Mais on ne peut, monsieur Macron, vous résumer à votre rapport à l'argent : c'est bon pour des pitres de caniveaux à la Jean-Luc Mélenchon ou Philippe Martinez. Car il y a chez vous un parfum séduisant d'Ancien Régime. Vous êtes parait-il moderne. Mais un moderne à l'ancienne avec l'élégance un peu surannée des salons aristocratiques du faubourg Saint-Germain.

Et vous faîtes tout ce qu'il faut – par sincérité, par calcul ? (le cumul des deux n'est pas impossible) - pour que votre portrait soit peint avec des couleurs patinées d'antan.  C'est bien vous qui vous étiez fait inviter aux fêtes de Jeanne d'Arc à Orléans chez un maire de droite ? Et là vous avez évoqué la Pucelle en des termes lyriques que n'auraient pas reniés Jacques Bainville, grand historien royaliste. "Comme une flèche, sa trajectoire est nette. Jeanne fend le système, elle brusque l'injustice qui devait l'enfermer. Jeanne se fraye un chemin jusqu'au Roi. C'est une femme mais elle prend la tête d'un groupe armé et s'oppose aux chefs de guerre. Elle était un rêve fou, elle s'impose comme une évidence".

Il paraît qu'à l'Elysée, Hollande est tombé de sa chaise en entendant ça. "Mais c'est qui ça Jeanne d'Arc ?". En revanche chez les Nucingen (pardon chez les Rothschild) qui ont le culte des belles vieilles choses on a esquissé un sourire de connivence. Mais ça ne suffisait pas à vous camper dans les habits nécessaires d'un jeune aristocrate du XIXème siècle. C'est pourquoi vous vous êtes rendu au Puy du Fou chez Philippe de Villiers. autant dire chez le diable. Et là vous avez salué en lui "un entrepreneur culturel". Ah, les Chouans… Ah le Sacré-Cœur de Jésus…

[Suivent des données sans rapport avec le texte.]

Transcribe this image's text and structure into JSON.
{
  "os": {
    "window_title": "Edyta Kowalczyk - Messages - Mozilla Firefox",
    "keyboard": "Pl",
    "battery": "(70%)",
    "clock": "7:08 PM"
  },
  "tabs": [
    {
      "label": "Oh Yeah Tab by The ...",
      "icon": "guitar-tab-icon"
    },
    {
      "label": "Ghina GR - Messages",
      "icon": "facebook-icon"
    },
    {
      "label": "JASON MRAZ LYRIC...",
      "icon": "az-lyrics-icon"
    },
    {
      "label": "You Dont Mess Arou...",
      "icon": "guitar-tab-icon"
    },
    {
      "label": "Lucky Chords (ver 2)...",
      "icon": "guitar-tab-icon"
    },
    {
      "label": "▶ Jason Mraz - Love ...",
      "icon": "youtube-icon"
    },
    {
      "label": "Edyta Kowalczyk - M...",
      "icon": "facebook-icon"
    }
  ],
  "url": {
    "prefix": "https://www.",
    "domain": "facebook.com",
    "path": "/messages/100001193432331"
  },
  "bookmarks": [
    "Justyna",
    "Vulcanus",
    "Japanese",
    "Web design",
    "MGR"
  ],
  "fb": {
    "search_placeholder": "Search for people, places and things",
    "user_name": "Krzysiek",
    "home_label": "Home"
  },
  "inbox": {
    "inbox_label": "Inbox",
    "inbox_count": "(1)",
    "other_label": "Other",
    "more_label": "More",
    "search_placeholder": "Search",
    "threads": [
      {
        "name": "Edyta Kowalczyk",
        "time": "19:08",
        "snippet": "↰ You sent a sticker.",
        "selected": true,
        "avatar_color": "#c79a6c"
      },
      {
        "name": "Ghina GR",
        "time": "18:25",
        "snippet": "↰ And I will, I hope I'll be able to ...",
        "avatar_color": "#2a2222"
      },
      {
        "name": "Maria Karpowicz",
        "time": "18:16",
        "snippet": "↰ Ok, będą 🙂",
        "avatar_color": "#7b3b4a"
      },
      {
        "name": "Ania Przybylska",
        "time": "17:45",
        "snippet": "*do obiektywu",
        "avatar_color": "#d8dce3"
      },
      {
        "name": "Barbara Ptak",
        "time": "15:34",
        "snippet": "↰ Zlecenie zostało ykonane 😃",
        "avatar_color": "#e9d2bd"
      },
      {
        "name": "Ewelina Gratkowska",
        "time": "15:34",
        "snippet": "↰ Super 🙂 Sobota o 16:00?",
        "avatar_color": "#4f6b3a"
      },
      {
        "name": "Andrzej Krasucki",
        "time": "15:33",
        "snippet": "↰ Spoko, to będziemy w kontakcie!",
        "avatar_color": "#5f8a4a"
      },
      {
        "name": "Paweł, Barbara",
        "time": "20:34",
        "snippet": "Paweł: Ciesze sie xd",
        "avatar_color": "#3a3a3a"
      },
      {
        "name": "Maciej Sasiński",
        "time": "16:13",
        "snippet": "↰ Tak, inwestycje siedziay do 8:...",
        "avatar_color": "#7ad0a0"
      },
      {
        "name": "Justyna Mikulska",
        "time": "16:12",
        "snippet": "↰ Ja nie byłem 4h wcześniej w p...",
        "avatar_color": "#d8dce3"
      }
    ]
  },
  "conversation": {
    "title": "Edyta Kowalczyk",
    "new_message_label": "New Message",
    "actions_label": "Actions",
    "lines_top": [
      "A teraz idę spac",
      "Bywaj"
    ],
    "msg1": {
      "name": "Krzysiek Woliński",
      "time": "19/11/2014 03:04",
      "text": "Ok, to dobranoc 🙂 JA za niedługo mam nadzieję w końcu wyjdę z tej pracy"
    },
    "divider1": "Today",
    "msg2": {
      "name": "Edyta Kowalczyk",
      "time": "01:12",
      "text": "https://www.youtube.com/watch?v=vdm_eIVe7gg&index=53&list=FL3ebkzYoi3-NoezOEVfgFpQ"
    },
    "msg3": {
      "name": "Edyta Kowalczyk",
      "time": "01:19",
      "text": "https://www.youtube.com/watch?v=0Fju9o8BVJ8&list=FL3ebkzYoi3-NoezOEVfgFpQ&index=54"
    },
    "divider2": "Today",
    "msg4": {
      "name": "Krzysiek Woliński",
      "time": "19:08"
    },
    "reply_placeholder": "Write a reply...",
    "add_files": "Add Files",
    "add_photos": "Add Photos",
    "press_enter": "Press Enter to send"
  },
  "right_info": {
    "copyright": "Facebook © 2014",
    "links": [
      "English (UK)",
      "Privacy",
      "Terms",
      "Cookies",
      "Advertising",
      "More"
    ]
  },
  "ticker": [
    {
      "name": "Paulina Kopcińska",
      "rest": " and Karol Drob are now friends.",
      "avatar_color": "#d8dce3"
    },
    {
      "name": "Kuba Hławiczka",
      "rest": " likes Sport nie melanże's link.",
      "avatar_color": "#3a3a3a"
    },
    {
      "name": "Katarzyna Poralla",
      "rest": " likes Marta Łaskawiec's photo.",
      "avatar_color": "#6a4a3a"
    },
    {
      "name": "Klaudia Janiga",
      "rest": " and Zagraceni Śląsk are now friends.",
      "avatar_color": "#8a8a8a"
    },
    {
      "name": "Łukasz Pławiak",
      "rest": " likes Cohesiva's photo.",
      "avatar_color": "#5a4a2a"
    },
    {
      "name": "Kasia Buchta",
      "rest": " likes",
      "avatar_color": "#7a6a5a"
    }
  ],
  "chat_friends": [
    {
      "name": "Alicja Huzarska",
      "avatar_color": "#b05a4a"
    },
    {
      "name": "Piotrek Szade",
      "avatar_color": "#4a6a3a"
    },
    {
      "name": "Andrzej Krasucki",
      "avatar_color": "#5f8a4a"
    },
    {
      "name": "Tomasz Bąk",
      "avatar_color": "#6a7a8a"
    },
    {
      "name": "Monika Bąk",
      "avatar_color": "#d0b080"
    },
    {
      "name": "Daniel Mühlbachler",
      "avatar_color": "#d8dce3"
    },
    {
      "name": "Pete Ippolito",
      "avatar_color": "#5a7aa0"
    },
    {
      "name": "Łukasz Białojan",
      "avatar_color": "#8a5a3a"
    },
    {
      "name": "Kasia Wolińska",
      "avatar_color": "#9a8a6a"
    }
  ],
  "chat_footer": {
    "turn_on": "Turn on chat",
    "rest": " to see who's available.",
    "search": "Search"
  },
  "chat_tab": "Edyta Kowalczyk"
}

Ensuite, de Villiers vous a confié les rênes d'un char tiré par quatre chevaux. Et comme Ben Hur, vous avez été superbe et triomphant. Ebloui, le patron du Puy du Fou a lâché : "C'est la première fois que je vois un ministre conduire un char avec autant d'audace. Il a fait un premier tour qui était de bonne qualité et un deuxième tour fulgurant. Je pense qu'il y a pour M Macron, devant lui, un avenir pour conduire toutes sortes de char". "Nous sommes tous français" a-t-il ajouté. Et vous, ainsi adoubé, vous avez dit : "je ne suis pas socialiste". Mais ça on s'en doutait un petit peu…

Soyez le bienvenu parmi nous M Macron. Avec vous, nous tous amateurs de beaux livres reliés et d'anciennes gravures, nous serons comblés. Loin de la vulgarité des manants et des roturiers des primaires de la droite et de la gauche, vous allez nous chanter une mélodie qui n'existe plus que dans les livres d'Histoire. Mais vous ne serez pas seul en lice. Face à vous, et également fabriqué à l'ancienne, va se dresser le farouche républicain Manuel Valls. Vous avez vu avec quelle passion il parle de Marianne aux seins nus entraînant le peuple sur les barricades ? Voilà un duel qui aura du chien, de la classe. Je veux voir.